I’ve returned to looking at Diana Albino’s article on ancient chapter divisions and summaries, and I was rereading my translation of a long chunk here.
One bit caught my eye, about the use of the diple, coronis and paragraphos marks:
Already in the papyri, in fact, the various parts are often separated from each other by intervals of spacing, or through the device of protruding into the margin the first letter of the initial line of each section, or by means of special signs to indicate diplh~, korwni/j and paragra/foj. … These ways of subdivision are also preserved in the Middle Ages. Thus, in codex M (end of the 5th century, beginning of the 6th) of the Naturalis Historia of Pliny the Elder, the chapters are marked by empty intervals or capital letters or even the sign of coronis (8).
(8) Cfr. K. DZIATZKO: Untersuchungen ueber ausgewahlte Kapitel des antiken Buchwesens, Leipzig, 1900, p. 53 and pp. 113-114; PLINII Naturalis Historia ed. SILLING, Gothae 1855 voI. VI, Proleg. pp. 18, 20, 26.
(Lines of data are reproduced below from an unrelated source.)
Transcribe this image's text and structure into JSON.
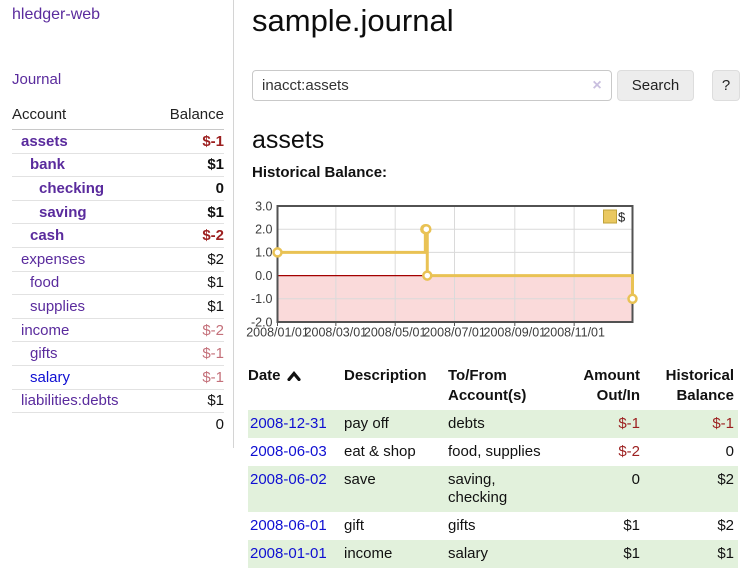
{
  "app": {
    "brand": "hledger-web",
    "nav_journal": "Journal"
  },
  "sidebar": {
    "headers": {
      "account": "Account",
      "balance": "Balance"
    },
    "accounts": [
      {
        "name": "assets",
        "level": 1,
        "bold": true,
        "balance": "$-1",
        "balance_style": "negative"
      },
      {
        "name": "bank",
        "level": 2,
        "bold": true,
        "balance": "$1",
        "balance_style": "normal"
      },
      {
        "name": "checking",
        "level": 3,
        "bold": true,
        "balance": "0",
        "balance_style": "normal"
      },
      {
        "name": "saving",
        "level": 3,
        "bold": true,
        "balance": "$1",
        "balance_style": "normal"
      },
      {
        "name": "cash",
        "level": 2,
        "bold": true,
        "balance": "$-2",
        "balance_style": "negative"
      },
      {
        "name": "expenses",
        "level": 1,
        "bold": false,
        "balance": "$2",
        "balance_style": "normal"
      },
      {
        "name": "food",
        "level": 2,
        "bold": false,
        "balance": "$1",
        "balance_style": "normal"
      },
      {
        "name": "supplies",
        "level": 2,
        "bold": false,
        "balance": "$1",
        "balance_style": "normal"
      },
      {
        "name": "income",
        "level": 1,
        "bold": false,
        "balance": "$-2",
        "balance_style": "negative-muted"
      },
      {
        "name": "gifts",
        "level": 2,
        "bold": false,
        "balance": "$-1",
        "balance_style": "negative-muted"
      },
      {
        "name": "salary",
        "level": 2,
        "bold": false,
        "balance": "$-1",
        "balance_style": "negative-muted",
        "link_style": "unvisited"
      },
      {
        "name": "liabilities:debts",
        "level": 1,
        "bold": false,
        "balance": "$1",
        "balance_style": "normal"
      }
    ],
    "total": "0"
  },
  "main": {
    "title": "sample.journal",
    "search": {
      "value": "inacct:assets",
      "clear": "×",
      "button": "Search",
      "help": "?"
    },
    "account_heading": "assets",
    "chart_heading": "Historical Balance:"
  },
  "chart_data": {
    "type": "line",
    "style": "step-after",
    "title": "Historical Balance:",
    "legend": {
      "label": "$",
      "position": "top-right"
    },
    "series": [
      {
        "name": "$",
        "points": [
          [
            "2008-01-01",
            1
          ],
          [
            "2008-06-01",
            2
          ],
          [
            "2008-06-02",
            2
          ],
          [
            "2008-06-03",
            0
          ],
          [
            "2008-12-31",
            -1
          ]
        ]
      }
    ],
    "x_range": [
      "2008-01-01",
      "2008-12-31"
    ],
    "ylim": [
      -2,
      3
    ],
    "y_ticks": [
      3.0,
      2.0,
      1.0,
      0.0,
      -1.0,
      -2.0
    ],
    "x_ticks": [
      {
        "label": "2008/01/01",
        "date": "2008-01-01"
      },
      {
        "label": "2008/03/01",
        "date": "2008-03-01"
      },
      {
        "label": "2008/05/01",
        "date": "2008-05-01"
      },
      {
        "label": "2008/07/01",
        "date": "2008-07-01"
      },
      {
        "label": "2008/09/01",
        "date": "2008-09-01"
      },
      {
        "label": "2008/11/01",
        "date": "2008-11-01"
      }
    ],
    "grid": true,
    "negative_region_shaded": true,
    "colors": {
      "line": "#e9c254",
      "marker_fill": "#ffffff",
      "legend_fill": "#eac860",
      "legend_border": "#bfa23a",
      "negative_region": "#fadada",
      "zero_line": "#a30000",
      "grid": "#dadada",
      "border": "#525252",
      "axis_text": "#3d3d3d"
    }
  },
  "register": {
    "headers": {
      "date": "Date",
      "description": "Description",
      "tofrom": "To/From\nAccount(s)",
      "amount": "Amount\nOut/In",
      "historical": "Historical\nBalance"
    },
    "rows": [
      {
        "date": "2008-12-31",
        "description": "pay off",
        "accounts": "debts",
        "amount": "$-1",
        "amount_style": "negative",
        "balance": "$-1",
        "balance_style": "negative"
      },
      {
        "date": "2008-06-03",
        "description": "eat & shop",
        "accounts": "food, supplies",
        "amount": "$-2",
        "amount_style": "negative",
        "balance": "0",
        "balance_style": "normal"
      },
      {
        "date": "2008-06-02",
        "description": "save",
        "accounts": "saving,\nchecking",
        "amount": "0",
        "amount_style": "normal",
        "balance": "$2",
        "balance_style": "normal"
      },
      {
        "date": "2008-06-01",
        "description": "gift",
        "accounts": "gifts",
        "amount": "$1",
        "amount_style": "normal",
        "balance": "$2",
        "balance_style": "normal"
      },
      {
        "date": "2008-01-01",
        "description": "income",
        "accounts": "salary",
        "amount": "$1",
        "amount_style": "normal",
        "balance": "$1",
        "balance_style": "normal"
      }
    ]
  }
}
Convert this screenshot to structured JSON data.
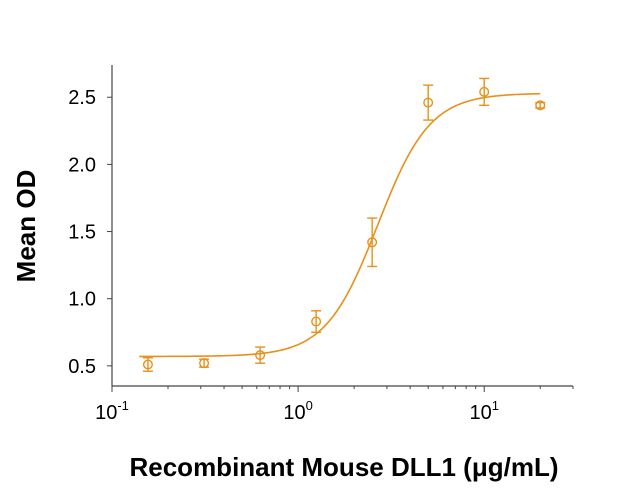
{
  "chart_data": {
    "type": "scatter",
    "title": "",
    "xlabel": "Recombinant Mouse DLL1 (μg/mL)",
    "ylabel": "Mean OD",
    "xscale": "log",
    "xlim": [
      0.1,
      30
    ],
    "ylim": [
      0.35,
      2.74
    ],
    "xticks": [
      {
        "base": "10",
        "exp": "-1",
        "value": 0.1
      },
      {
        "base": "10",
        "exp": "0",
        "value": 1
      },
      {
        "base": "10",
        "exp": "1",
        "value": 10
      }
    ],
    "yticks": [
      "0.5",
      "1.0",
      "1.5",
      "2.0",
      "2.5"
    ],
    "grid": false,
    "color": "#E8901A",
    "points": [
      {
        "x": 0.156,
        "y": 0.51,
        "err": 0.05
      },
      {
        "x": 0.3125,
        "y": 0.52,
        "err": 0.03
      },
      {
        "x": 0.625,
        "y": 0.58,
        "err": 0.06
      },
      {
        "x": 1.25,
        "y": 0.83,
        "err": 0.08
      },
      {
        "x": 2.5,
        "y": 1.42,
        "err": 0.18
      },
      {
        "x": 5,
        "y": 2.46,
        "err": 0.13
      },
      {
        "x": 10,
        "y": 2.54,
        "err": 0.1
      },
      {
        "x": 20,
        "y": 2.44,
        "err": 0.02
      }
    ],
    "fit": {
      "model": "4PL",
      "bottom": 0.57,
      "top": 2.53,
      "ec50": 2.68,
      "hill": 3.1,
      "xrange": [
        0.14,
        20
      ]
    }
  }
}
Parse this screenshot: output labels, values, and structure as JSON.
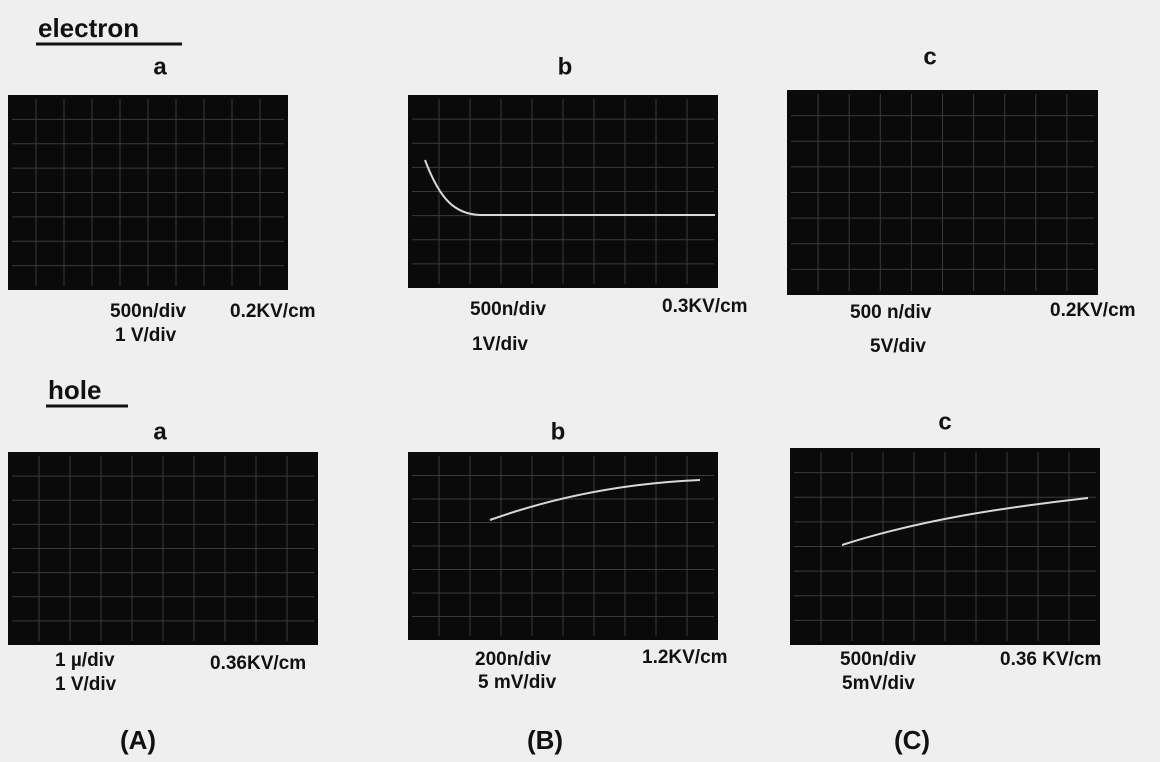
{
  "sections": [
    {
      "title": "electron",
      "panels": [
        {
          "letter": "a",
          "time_scale": "500n/div",
          "field": "0.2KV/cm",
          "voltage_scale": "1 V/div"
        },
        {
          "letter": "b",
          "time_scale": "500n/div",
          "field": "0.3KV/cm",
          "voltage_scale": "1V/div"
        },
        {
          "letter": "c",
          "time_scale": "500 n/div",
          "field": "0.2KV/cm",
          "voltage_scale": "5V/div"
        }
      ]
    },
    {
      "title": "hole",
      "panels": [
        {
          "letter": "a",
          "time_scale": "1 µ/div",
          "field": "0.36KV/cm",
          "voltage_scale": "1 V/div"
        },
        {
          "letter": "b",
          "time_scale": "200n/div",
          "field": "1.2KV/cm",
          "voltage_scale": "5 mV/div"
        },
        {
          "letter": "c",
          "time_scale": "500n/div",
          "field": "0.36 KV/cm",
          "voltage_scale": "5mV/div"
        }
      ]
    }
  ],
  "columns": [
    "(A)",
    "(B)",
    "(C)"
  ]
}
Dziatzko’s book is online at Google books here. P.53 merely gives a general description of the manuscript ‘M’ of Pliny’s Natural History, which is a palimpsest of the Stiftes St. Paul in Kämthen Kärnten, numbered III (formerly LXXXVII), written in majuscule around the start of the 6th century. It contains most of books 11-15. It was first used by F. Mone for vol. 6 of his edition (Gotha, 1855; hence ‘M’).
The material in question is on p.114, and discusses the sections arising from the content, which are delimited by larger letters and gaps in the text. The divisions, especially in the latter part of the manuscript, are marked by a new line and a disengaged letter in the margin. But in some cases there is a large letter in the margin, for no obvious reason. Dziatzko speculates that this is the remains of a paragraphos signalled in the ancestor copy.
Footnote 1 adds:
Hier wie sonst noch öfter steht am Ende der vorausgehenden, nicht vollen Zeile, überdies die Koronis. — Uebrigens sind, was nicht zu verwundem ist, manche Abschnitte an Stellen angesetzt, die man anders und auch besser auswählen könnte.
Here, as elsewhere more often, we find the Koronis, at the end of the previous line, not the whole line, moreover. – By the way, unsurprisingly, some divisions are in places where different and better ones could have been chosen.
I could see no mention in all this, however, of numerals in the margin, indicating that the sections were numbered and perhaps connected with the author’s table of contents in book 1.
The book is an interesting one, tho, and deserves to be better known. I only wish my German was better!
UPDATE: I was wondering where “Kämthen” might be. A google search leaves me still in the dark. Might it be “Kempten” in Bavaria? But if so, where is this St. Paul monastery?
UPDATE2: But it turns out — thanks to JS in the comments — that I simply had an OCR error, and it is really Kärnthen, or Kärnten as it is today!
There is a Benedictine monastery, St Paul, in Kärnten Austria.
Also known as St Paul’s Abbey in Lavanttal – its website is here.
Might this be the St Paul you are looking for?
I don’t know, I have to say. Maybe!
I just popped in again and thought I’d give your question another try (once I decide to chase up a ‘puzzle’ I like to see if I can solve it) with a bit of obtuse googling as I call it.
I think your St Pauls in Kämthen is definitely the St Pauls monastery in Kärnten.
The province (?) Kärnten was also spelt Kärnthen and if you look up old books in German you will see how often the typesetting/printing would make Kärnthen look like Kämthen (I found examples Kärnthen transcribed as Kämthen in .txt files in Archive.org)
I’ll spare you the details of history about the province that I came across in the process which was also a bit of fun to decipher.
You are right — it *is* Kärnthen. In fact that is what Dziatzko wrote. I have just gone back to the Google books page images and rechecked.
And you were right to suspect OCR error. OCR often treats ‘m’ as ‘rn’, it is true. And when I was translating that stuff from Dziatzko, I started by copying what the OCR’d German text — I was in a hurry — and I never noticed.
It is certainly true that, as German changed during the 19th century, “th” often became “t”. The most frequent example I see is “Theil” becoming “Teil”. Likewise ‘C’ became ‘K’. So I would expect Kämthen to be called Kämten today, and this is why I wondered about Kempten.
So today it would therefore be called Kärnten.
Thank you so much for this!
Note: the websites seem to be for the town. Any idea if there is one for the monastery? It is the whereabouts of the manuscript that is interesting.
Glad to have been of help. Yes I thought I posted the monastery link above but got it wrong.
It is http://www.stift-stpaul.at/.
(Also has it’s own Wikipedia page)
Oops, did I really type it’s? My least favourite typo!
It’s OK 🙂
Yes, that must be it. And it looks as if still has its mss.!
It would probably be possible to go and photograph there, I suspect.